L’Alliance des Démocrates Socialistes Congolais (ADESCO) a célébré, ce mardi 30 juin, son troisième anniversaire dans une atmosphère de mobilisation, mais aussi de circonspection, en raison du contexte sanitaire et politique national.

Initialement prévue sur l’esplanade du siège national du parti, la cérémonie a finalement été délocalisée à l’hôtel Béatrice, dans la capitale congolaise. Ce changement de dernière minute répond aux instructions du Gouvernement relatives aux mesures de prévention contre l’épidémie d’Ebola. Une décision saluée par la direction du parti, qui a tenu à respecter scrupuleusement les consignes des institutions de la République, malgré la présence déjà effective de plusieurs délégations nationales et internationales à Kinshasa.
« La démocratie a ses règles »
C’est devant un parterre de cadres, de militants et de sympathisants que Son Excellence Tony Kanku Shiku, Haut Représentant du Chef de l’État et Autorité morale de l’ADESCO, a pris la parole.
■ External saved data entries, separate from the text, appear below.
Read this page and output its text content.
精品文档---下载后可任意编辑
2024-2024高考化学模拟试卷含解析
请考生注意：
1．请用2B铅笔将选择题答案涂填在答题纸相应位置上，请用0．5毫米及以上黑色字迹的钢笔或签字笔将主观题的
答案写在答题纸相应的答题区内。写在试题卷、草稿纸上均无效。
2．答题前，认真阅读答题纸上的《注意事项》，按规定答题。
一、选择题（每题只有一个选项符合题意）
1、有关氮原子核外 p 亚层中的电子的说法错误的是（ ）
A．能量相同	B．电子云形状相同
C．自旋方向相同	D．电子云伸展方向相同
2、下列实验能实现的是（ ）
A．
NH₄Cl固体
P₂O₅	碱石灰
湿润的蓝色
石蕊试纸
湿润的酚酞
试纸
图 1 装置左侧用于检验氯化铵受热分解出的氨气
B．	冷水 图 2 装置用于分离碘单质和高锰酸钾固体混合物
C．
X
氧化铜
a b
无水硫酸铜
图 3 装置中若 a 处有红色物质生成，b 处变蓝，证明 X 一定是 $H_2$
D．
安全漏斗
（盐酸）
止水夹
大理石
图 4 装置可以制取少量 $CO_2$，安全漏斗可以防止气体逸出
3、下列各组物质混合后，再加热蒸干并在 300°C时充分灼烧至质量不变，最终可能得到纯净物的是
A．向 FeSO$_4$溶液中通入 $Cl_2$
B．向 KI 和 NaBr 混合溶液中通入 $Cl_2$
Dans une allocution empreinte de fermeté républicaine, il a d’emblée rappelé l’identité et les principes fondamentaux du mouvement :
« Nous sommes l’Alliance des démocrates socialistes, nous sommes une République démocratique. Nul ne peut se substituer au peuple. La démocratie a ses règles. »
Ces propos interviennent alors que le pays est secoué par des débats houleux autour de l’avenir de la Loi fondamentale. Sans entrer dans les polémiques partisanes, Tony Kanku Shiku a insisté sur la nécessité de placer la souveraineté populaire au-dessus de toute considération individuelle ou corporatiste, appelant à un débat démocratique fondé exclusivement sur la confrontation des idées, et non sur la violence.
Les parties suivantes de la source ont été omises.